In this paper we have presented Ronda, an open source solution for gathering, processing and publishing real-time Open Data. We have shown that established and industry-proven big data and data processing solutions constitute a proper foundation to enable Open Data publishers to provide and manage real-time interfaces for heterogeneous data sources. Established solutions, such as CKAN, focus on the provision of static file downloads and have little support for real-time data and respective interfaces. Yet, the increased availability of smart devices leads to a rising relevance to provide real-time Open Data, such as weather reports, public transport data, or energy consumption information. Ronda is inspired by the big data lambda architecture and Apache Spark, Kafka and HDFS are used as technological basis. The solution is divided into five highly extendable modules: harvesting, processing, storage, connector, and scheduler. Those modules allow integrating and managing arbitrary real-time sources for Open Data portals and supports the scheduled provision of corresponding metadata. We applied Ronda in a production smart city use case, where residential power, gas and water consumption data is processed, anonymized and published via a DCAT-AP-compliant Open Data portal. In addition, we conducted a thorough performance evaluation under average hardware requirements. It demonstrated that Ronda can cope with up to 100 simultaneous data consumers for real-time and historic data, while allowing the data providers to push 240 messages per minute. This is sufficient with regard to typical volume, velocity and veracity in the Open Data domain. Therefore, we have shown, that our solution is in compliance with existing Open Data standards, offers sufficient throughput and scalability, supports a variety of data sources, is capable of data processing and analysis, and offers real-time and historic data interfaces.

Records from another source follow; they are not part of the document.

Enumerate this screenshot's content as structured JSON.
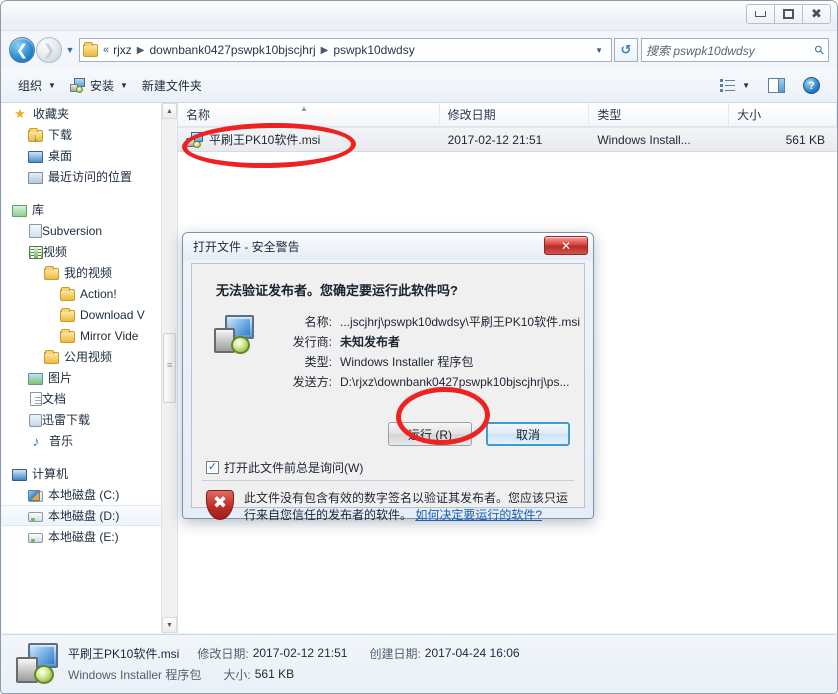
{
  "window": {
    "title": "",
    "controls": {
      "minimize": "minimize-icon",
      "maximize": "maximize-icon",
      "close": "close-icon"
    }
  },
  "nav": {
    "back": "back-icon",
    "forward": "forward-icon",
    "history_caret": "▼",
    "chevrons": "«",
    "breadcrumbs": [
      "rjxz",
      "downbank0427pswpk10bjscjhrj",
      "pswpk10dwdsy"
    ],
    "separator": "▶",
    "address_caret": "▼",
    "refresh": "refresh-icon",
    "search_prefix": "搜索 ",
    "search_placeholder": "搜索 pswpk10dwdsy",
    "search_term": "pswpk10dwdsy",
    "search_icon": "search-icon"
  },
  "toolbar": {
    "organize": "组织",
    "install": "安装",
    "new_folder": "新建文件夹",
    "caret": "▼",
    "view_icon": "list-view-icon",
    "preview_icon": "preview-pane-icon",
    "help_icon": "?"
  },
  "sidebar": {
    "items": [
      {
        "label": "收藏夹",
        "icon": "star-icon",
        "indent": 0,
        "expander": "",
        "selected": false
      },
      {
        "label": "下载",
        "icon": "download-folder-icon",
        "indent": 1,
        "expander": "",
        "selected": false
      },
      {
        "label": "桌面",
        "icon": "desktop-icon",
        "indent": 1,
        "expander": "",
        "selected": false
      },
      {
        "label": "最近访问的位置",
        "icon": "recent-places-icon",
        "indent": 1,
        "expander": "",
        "selected": false
      },
      {
        "label": "库",
        "icon": "library-icon",
        "indent": 0,
        "expander": "",
        "selected": false
      },
      {
        "label": "Subversion",
        "icon": "subversion-icon",
        "indent": 1,
        "expander": "",
        "selected": false
      },
      {
        "label": "视频",
        "icon": "video-library-icon",
        "indent": 1,
        "expander": "",
        "selected": false
      },
      {
        "label": "我的视频",
        "icon": "my-video-folder-icon",
        "indent": 2,
        "expander": "",
        "selected": false
      },
      {
        "label": "Action!",
        "icon": "folder-icon",
        "indent": 3,
        "expander": "",
        "selected": false
      },
      {
        "label": "Download V",
        "icon": "folder-icon",
        "indent": 3,
        "expander": "",
        "selected": false
      },
      {
        "label": "Mirror Vide",
        "icon": "folder-icon",
        "indent": 3,
        "expander": "",
        "selected": false
      },
      {
        "label": "公用视频",
        "icon": "folder-icon",
        "indent": 2,
        "expander": "",
        "selected": false
      },
      {
        "label": "图片",
        "icon": "pictures-icon",
        "indent": 1,
        "expander": "",
        "selected": false
      },
      {
        "label": "文档",
        "icon": "documents-icon",
        "indent": 1,
        "expander": "",
        "selected": false
      },
      {
        "label": "迅雷下载",
        "icon": "xunlei-download-icon",
        "indent": 1,
        "expander": "",
        "selected": false
      },
      {
        "label": "音乐",
        "icon": "music-icon",
        "indent": 1,
        "expander": "",
        "selected": false
      },
      {
        "label": "计算机",
        "icon": "computer-icon",
        "indent": 0,
        "expander": "",
        "selected": false
      },
      {
        "label": "本地磁盘 (C:)",
        "icon": "system-drive-icon",
        "indent": 1,
        "expander": "",
        "selected": false
      },
      {
        "label": "本地磁盘 (D:)",
        "icon": "drive-icon",
        "indent": 1,
        "expander": "",
        "selected": true
      },
      {
        "label": "本地磁盘 (E:)",
        "icon": "drive-icon",
        "indent": 1,
        "expander": "",
        "selected": false
      }
    ],
    "scroll_up": "▲",
    "scroll_down": "▼"
  },
  "filelist": {
    "columns": [
      "名称",
      "修改日期",
      "类型",
      "大小"
    ],
    "sort_caret": "▲",
    "rows": [
      {
        "name": "平刷王PK10软件.msi",
        "date": "2017-02-12 21:51",
        "type": "Windows Install...",
        "size": "561 KB",
        "icon": "msi-installer-icon",
        "selected": true
      }
    ]
  },
  "statusbar": {
    "file_name": "平刷王PK10软件.msi",
    "modified_label": "修改日期:",
    "modified_value": "2017-02-12 21:51",
    "created_label": "创建日期:",
    "created_value": "2017-04-24 16:06",
    "file_type": "Windows Installer 程序包",
    "size_label": "大小:",
    "size_value": "561 KB",
    "icon": "msi-installer-icon"
  },
  "dialog": {
    "title": "打开文件 - 安全警告",
    "close_label": "✕",
    "heading": "无法验证发布者。您确定要运行此软件吗?",
    "file_icon": "msi-installer-icon",
    "fields": [
      {
        "label": "名称:",
        "value": "...jscjhrj\\pswpk10dwdsy\\平刷王PK10软件.msi",
        "bold": false
      },
      {
        "label": "发行商:",
        "value": "未知发布者",
        "bold": true
      },
      {
        "label": "类型:",
        "value": "Windows Installer 程序包",
        "bold": false
      },
      {
        "label": "发送方:",
        "value": "D:\\rjxz\\downbank0427pswpk10bjscjhrj\\ps...",
        "bold": false
      }
    ],
    "run_button": "运行 (R)",
    "cancel_button": "取消",
    "checkbox_checked": "✓",
    "checkbox_label": "打开此文件前总是询问(W)",
    "footer_icon": "red-shield-warning-icon",
    "footer_text": "此文件没有包含有效的数字签名以验证其发布者。您应该只运行来自您信任的发布者的软件。",
    "footer_link": "如何决定要运行的软件?"
  },
  "annotations": {
    "file_ellipse": "red-ellipse-around-file",
    "run_ellipse": "red-ellipse-around-run-button"
  },
  "colors": {
    "accent_blue": "#2f7fd0",
    "annotation_red": "#ee2222",
    "dialog_close_red": "#c2312a",
    "link_blue": "#1a5fb4"
  }
}
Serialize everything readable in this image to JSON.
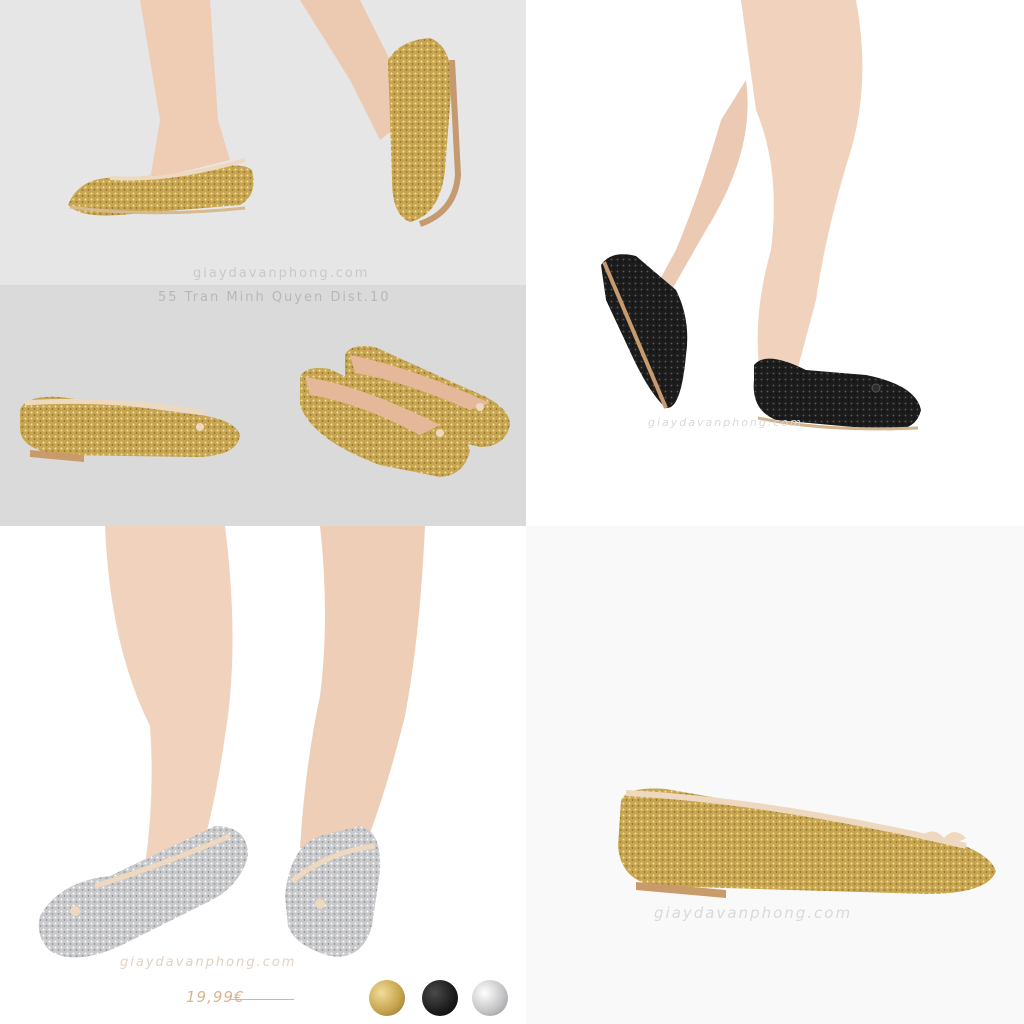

We are confident, that the Open Data domain will highly benefit from the increasing availability of real-time data sources, since they enable more advanced use cases and business models. Applications and derived products can deliver an advanced experience and functionality over traditional static data. For instance real-time public transportation or traffic applications. Yet, timeliness plays a crucial role, since in many cases the data quickly loses value over time. This clearly shows the relevance to extend the technological foundations of Open Data portals with big data artefacts and establish it as a standard for future implementations. The maturity and capabilities of these industry-proven tools allow a quick transformation of the Open Data domain towards the next level: Open Data portals become powerful data hubs, instead of merely collections of outdated static files. In addition, they provide a variety of features out-of-the-box, such as excellent scalabilty, community support, and a rich extension ecosystem. Beyond that, big data tools constitute a solid basis for even more progressive Open Data applications, such as machine learning or artificial intelligence to further refine the datasets and/or derive additional insights. However, big data tools are complex software artefacts, which add a new level of complexity to Open Data, and currently require more hardware and especially human resources to be implemented and maintained. A joint effort of Open Data developers and publishers is required to establish a common baseline and software recommendations. Ronda can act as a first enabler and starting point for that effort, since it already considers the requirements for real-time Open Data.

In the future, we are planning to extend Ronda with various features and expand our production use case. The actual data streams will be enriched with semantic details, which will increase reusability further. As a showcase, we will provide a data visualization tool, which allows to monitor the real-time data without any detailed technical knowledge. Finally, we aim to further analyze the economic, organizational and social implications of real-time Open Data.